NAME

Crypt::Bear::AEAD - AEAD encoder baseclass BearSSL

VERSION

version 0.002

SYNOPSIS

$aead->reset($iv);
$aead->aad_inject($aad);
$aead->flip;
my $ciphertext = $aead->run($plaintext, 1);
my $tag = $aead->get_tag;

$aead->reset($iv);
$aead->aad_inject($aad);
$aead->flip;
my $decoded = $aead->run($ciphertext, 0);

DESCRIPTION

This is a base-class for Authenticated encryption with additional data, such as GCM, CCM and EAX. These are typtically used with a block cipher such as AES.

METHODS

reset($nonce)

Start a new AEAD computation. The nonce value is provided as parameter to this function.

aad_inject($data)

Inject some additional authenticated data. Additional data may be provided in several chunks of arbitrary length.

flip()

This method MUST be called after injecting all additional authenticated data, and before beginning to encrypt the plaintext (or decrypt the ciphertext).

run($data, $encrypt)

Process some plaintext to encrypt (if $encrypt is true)) or ciphertext to decrypt (if it is false), returning the result. Data may be provided in several chunks of arbitrary length.

get_tag()

Compute the authentication tag. All message data (encrypted or decrypted) must have been injected at that point.
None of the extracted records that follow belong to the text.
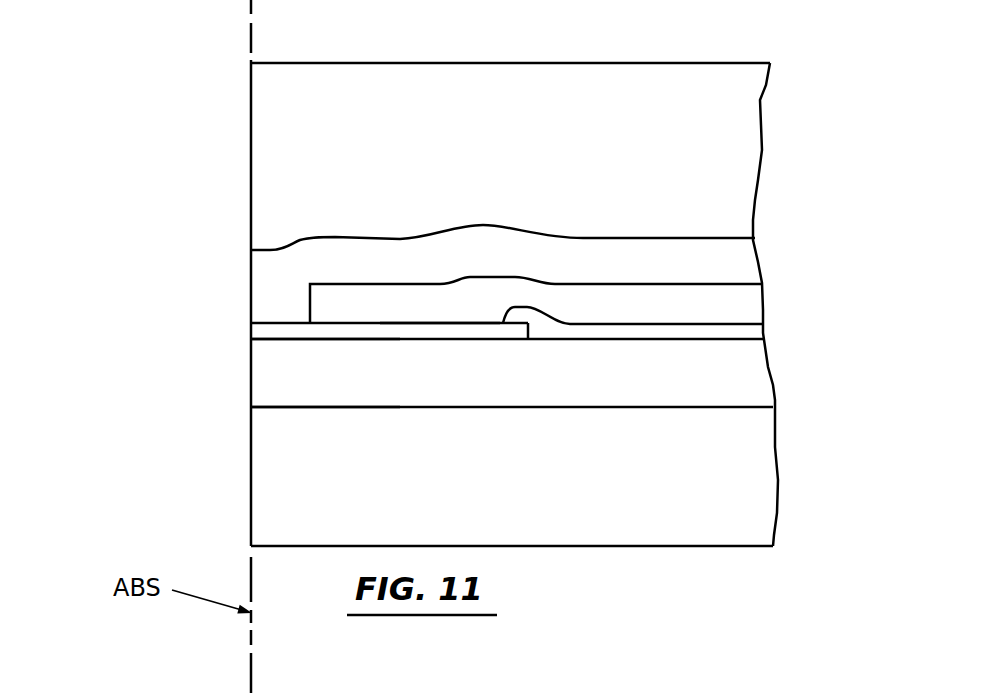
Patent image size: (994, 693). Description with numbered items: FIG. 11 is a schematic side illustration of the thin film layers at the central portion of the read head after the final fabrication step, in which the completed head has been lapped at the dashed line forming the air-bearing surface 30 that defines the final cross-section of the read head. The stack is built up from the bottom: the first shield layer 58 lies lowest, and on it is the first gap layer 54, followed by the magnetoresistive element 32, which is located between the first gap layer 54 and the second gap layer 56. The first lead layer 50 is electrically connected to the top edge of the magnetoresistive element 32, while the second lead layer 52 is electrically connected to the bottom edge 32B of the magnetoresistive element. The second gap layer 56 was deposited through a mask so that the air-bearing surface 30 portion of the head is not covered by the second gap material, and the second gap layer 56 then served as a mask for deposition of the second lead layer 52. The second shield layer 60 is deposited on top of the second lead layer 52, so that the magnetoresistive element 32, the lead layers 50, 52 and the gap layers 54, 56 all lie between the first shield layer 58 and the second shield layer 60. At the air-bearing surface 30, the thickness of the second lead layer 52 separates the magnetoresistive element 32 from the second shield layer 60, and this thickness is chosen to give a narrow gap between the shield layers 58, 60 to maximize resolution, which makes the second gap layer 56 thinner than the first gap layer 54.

The air-bearing surface 30 is at (251, 35).
The magnetoresistive element 32 is at (403, 312).
The bottom edge of the magnetoresistive element 32B is at (252, 329).
The first sense current thin film lead layer 50 is at (628, 335).
The second sense current thin film lead layer 52 is at (280, 272).
The first thin film gap layer 54 is at (283, 371).
The second thin film gap layer 56 is at (450, 300).
The first thin film shield layer 58 is at (282, 486).
The second thin film shield layer 60 is at (625, 128).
Also, this call may modify internal context elements, so it may be called only once for a given AEAD computation.

check_tag($tag)

An alternative to get_tag, meant to be used by the receiver: the authentication tag is internally recomputed, and compared with the one provided as parameter.

AUTHOR

Leon Timmermans <fawaka@gmail.com>

COPYRIGHT AND LICENSE

This software is copyright (c) 2024 by Leon Timmermans.

This is free software; you can redistribute it and/or modify it under the same terms as the Perl 5 programming language system itself.